The core would be a new C++ type '''symbolic_address''', which is probably
just a thin C++ wrapper object around Dwarf_Relocatable.  This would have
query methods like '''is_absolute''', returning a '''bool''' saying whether
this is really a resolved address or is truly relocatable.  An
'''address''' method would yield the '''Dwarf_Addr''' or throw an exception
if applied to an unresolved relocatable address.

For relocatable addresses, my idea was that accessors would extract a
symbol table iterator and an addend.  The symbol table iterator requires
first defining some C++ interfaces for pure libelf stuff, not just libdw.
Those would give an STL-style container interface for a symbol table, so
you could iterate through it or index it with the usual interfaces.

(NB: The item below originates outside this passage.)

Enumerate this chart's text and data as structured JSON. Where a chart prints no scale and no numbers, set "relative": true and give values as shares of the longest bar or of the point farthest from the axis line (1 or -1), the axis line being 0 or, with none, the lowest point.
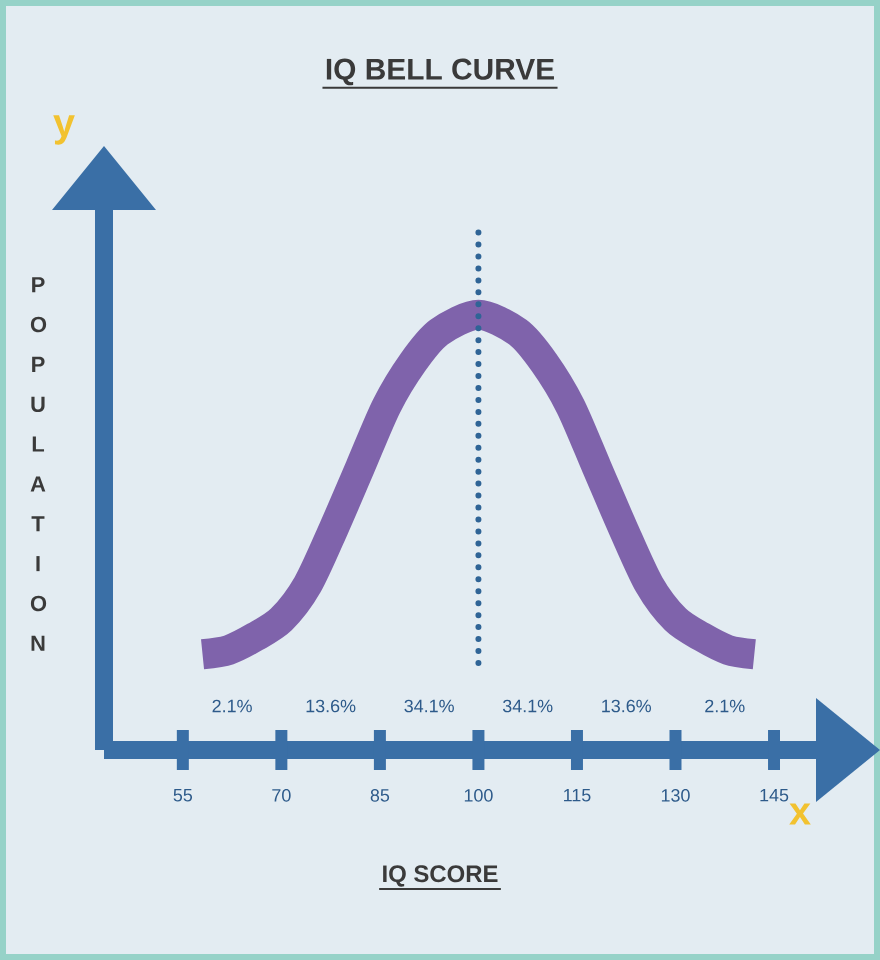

Various places in the '''dwarf''' branch code are marked with "XXX reloc"
comments where some attention for this stuff is needed.  The
'''dwarf::attr_value::address''' method would be replaced or supplemented
with a '''symbolic_address''' method that gives the new object, and its
'''dwarf_edit'''/'''dwarf_output''' cousins would permit assigning one.  In
the writer, this eventually leads to generating reloc records in the
output.  

Note that it's possible the '''constant''' and '''signed_constant''' also
need to have relocatable variants.  I'm no longer really sure about that,
but it needs to be investigated.  dwarflint should be able to tell us
whether relocs are applied to any attribute values other than
'''DW_FORM_addr''' ones.

It's certainly the case that '''constant_block''' can need embedded relocs.
This would need a new interface more sophisticated than the
'''const_vector''' hack for those values.  I imagine something like an
STL-style container whose elements are either literal-byte blocks or are
relocatable values.

Similarly, '''range_list''', '''line_entry''', '''ranges''',
'''arange_list''', and '''location_attr''' need to be changed so that their
address pieces can be '''symbolic_address''' objects.  (The corresponding
new libdw C interfaces support that on the roland/relocate branch already.)

Note that an individual '''location_attr::mapped_type''' needs to change
from being a plain '''const_vector<uint8_t>''' to being a structured type
as well.  That can do something to wrap the '''dwarf_getlocation*'''
interfaces that yield a vector of distinct operations.  Each individual
operation might be a '''DW_OP_addr''' that needs to be relocatable.
My original thinking was that this would tie in to the much higher-level
DwarfLocations ideas.

=== dwarf_output emitting ET_REL ===

There are two kinds of relocations in DWARF data.

 1. References to other DWARF sections.

    Here the target of the reloc records is in some '''.debug_*''' section.
    These don't need to exist as relocatable entities in the API at all.
    In the reloc-aware libdw reading code, they are resolved automatically.
    In the writer code to emit ET_REL files, these relocs would be
    generated implicitly wherever they are needed to make the output files
    properly linkable.

 2. Address and constant data.

    Here the target of the reloc records is in some '''SHF_ALLOC'''
    section, i.e. it's a real address.  For these, the reader has to yield
    '''symbolic_address''' objects.  In the writer, these would emit relocs
    matching what the original input relocs were.

There are also two kinds of '''ET_REL''' files that we write:

 1. Actually relocatable objects.

    This is for when we use the writer to produce normal ''.o'' files.
    Here the internal DWARF references need to be relocatable so that they
    can be linked together later.

 2. ''Final'' objects.

    This is for cases like ''.ko'' files (Linux kernel modules).
    Here the DWARF data stands on its own and will never be fed to the
    linker.  So they don't actually need to have relocs for the internal
    DWARF references at all.  Among the writer's output format knobs will
    be ''final'' vs. ''reloc'' mode.  In ''final'' mode, we don't emit
    relocs for DWARF references, we juts encode them directly.  This is
    somewhat akin to how output files come from '''eu-unstrip -R'''.
    Then when the reader is dealing with these input files, there is no
    extra work for these internal references at all, they are just like a
    real final linked object.

    The relocs to real '''SHF_ALLOC''' sections still need relocs even in a
    ''final'' object like a .ko file.